K.R. : Et puis les studios ne sont plus équipés pour ce type d’enregistrement. Ils ne sont plus assez vastes pour contenir tous les musiciens d’un groupe en même temps. À ce propos, les ingénieurs que nous avons rencontrés ont tout fait pour nous dissuader d’enregistrer ainsi. « Cela ne marchera jamais votre affaire ! » nous disaient-ils. Avec tous leurs gadgets, ils ne savent plus ce qu’est vraiment un groupe en studio. D’ailleurs, savent-ils vraiment ce qu’est la musique ? Pour eux, un disque naît selon un processus immuable: on attaque par la batterie, puis la basse, la guitare, les claviers et la voix pour finir. Chacun fait son petit patchwork de chanson dans son coin; où est le feeling ? La monotonie de l’exactitude l’a broyé. Dommage. Au studio, avec les musiciens, nous avons choisi de nous installer en cercle; nous, étions ainsi en permanence les uns en face des autres. On pouvait se voir dans les yeux, donc on pouvait jouer. L’ingénieur a branché ses micros, prêt à enregistrer. Ready. OK. Start recording …
CELLULE
Mais avant d’enregistrer, je parie que vous vous êtes entraînés intensément. D’ailleurs, tu as, toujours pratiqué ainsi, n’est-ce pas ?

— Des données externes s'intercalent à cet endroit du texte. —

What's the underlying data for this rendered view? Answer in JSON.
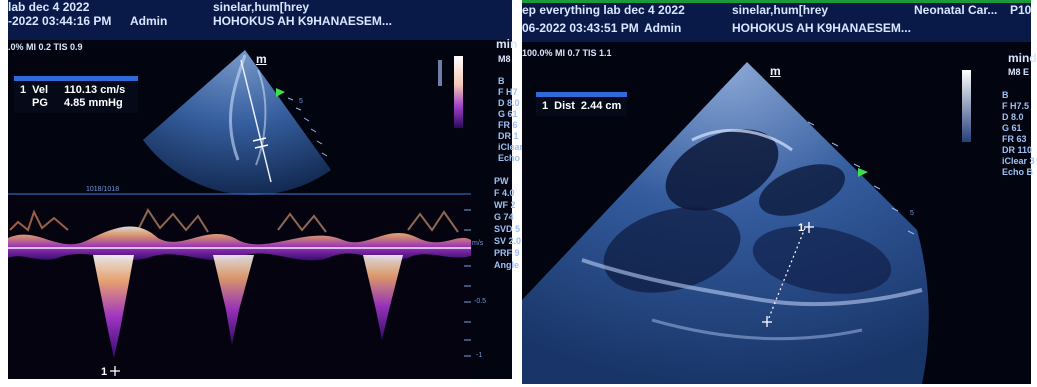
{
  "left_panel": {
    "header": {
      "lab_title": "lab dec 4 2022",
      "patient_code": "sinelar,hum[hrey",
      "datetime": "-2022 03:44:16 PM",
      "user": "Admin",
      "facility": "HOHOKUS AH K9HANAESEM..."
    },
    "power_line": ".0% MI 0.2 TIS 0.9",
    "brand": "min",
    "probe": "M8",
    "measurement": {
      "index": "1",
      "rows": [
        {
          "label": "Vel",
          "value": "110.13 cm/s"
        },
        {
          "label": "PG",
          "value": "4.85 mmHg"
        }
      ]
    },
    "sector_label": "m",
    "depth_tick_label": "5",
    "bmode_params": [
      "B",
      "F H7",
      "D 8.0",
      "G 61",
      "FR 6",
      "DR 1",
      "iClear",
      "Echo"
    ],
    "pw_params": [
      "PW",
      "F 4.0",
      "WF 2",
      "G 74",
      "SVD 5",
      "SV 2.0",
      "PRF 9",
      "Angle"
    ],
    "doppler_header": "1018/1018",
    "scale_unit": "m/s",
    "scale_ticks": [
      "-0.5",
      "-1"
    ],
    "caliper_label": "1"
  },
  "right_panel": {
    "header": {
      "lab_title": "ep everything lab dec 4 2022",
      "patient_code": "sinelar,hum[hrey",
      "department": "Neonatal Car...",
      "probe_id": "P10",
      "datetime": "06-2022 03:43:51 PM",
      "user": "Admin",
      "facility": "HOHOKUS AH K9HANAESEM..."
    },
    "power_line": "100.0% MI 0.7 TIS 1.1",
    "brand": "mind",
    "probe": "M8 E",
    "measurement": {
      "index": "1",
      "label": "Dist",
      "value": "2.44 cm"
    },
    "sector_label": "m",
    "depth_tick_label": "5",
    "bmode_params": [
      "B",
      "F H7.5",
      "D 8.0",
      "G 61",
      "FR 63",
      "DR 110",
      "iClear 3",
      "Echo B"
    ],
    "caliper_label": "1"
  }
}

K.R: Yeah ! Il n’y a pas de secret. Les mµsiciens que nous avions étaient corrects, pas parfaits. Pour que ça sonne bien, nous nous sommes défoncés, et maintenant, nous avons de meilleurs musiciens. On peut donc aller plus loin, plus haut. Ceux qui ont contribué à l’album n’avaient pas tous le profil cohérent qui fait l’esprit d’un groupe. En fait, nous avions fini le disque il y a déjà trois mois. Mais Billy et moi avons passé tout ce temps aux États-Unis pour recruter des gens, une formation permanente afin de tourner et mettre en boite les prochains albums. Dexys doit être une force, une cellule cohérente.
B.A. : C’est exactement comme si nous respirions en même temps.
American Dexys ?
B.A. : Oui, il y a quatre Américains dans le groupe. Si nous avons choisi des Américains, c’est qu’ils ont un style inimitable en Angleterre. C’est dur à définir juste avec des mots, mais pas un batteur à Londres n’est capable d’une telle touche.
Dexys affectait de multiplier les différentes versions d’une même chanson. Avec votre technique live, vous avez dû faire vingt, cinquante versions, au moins ?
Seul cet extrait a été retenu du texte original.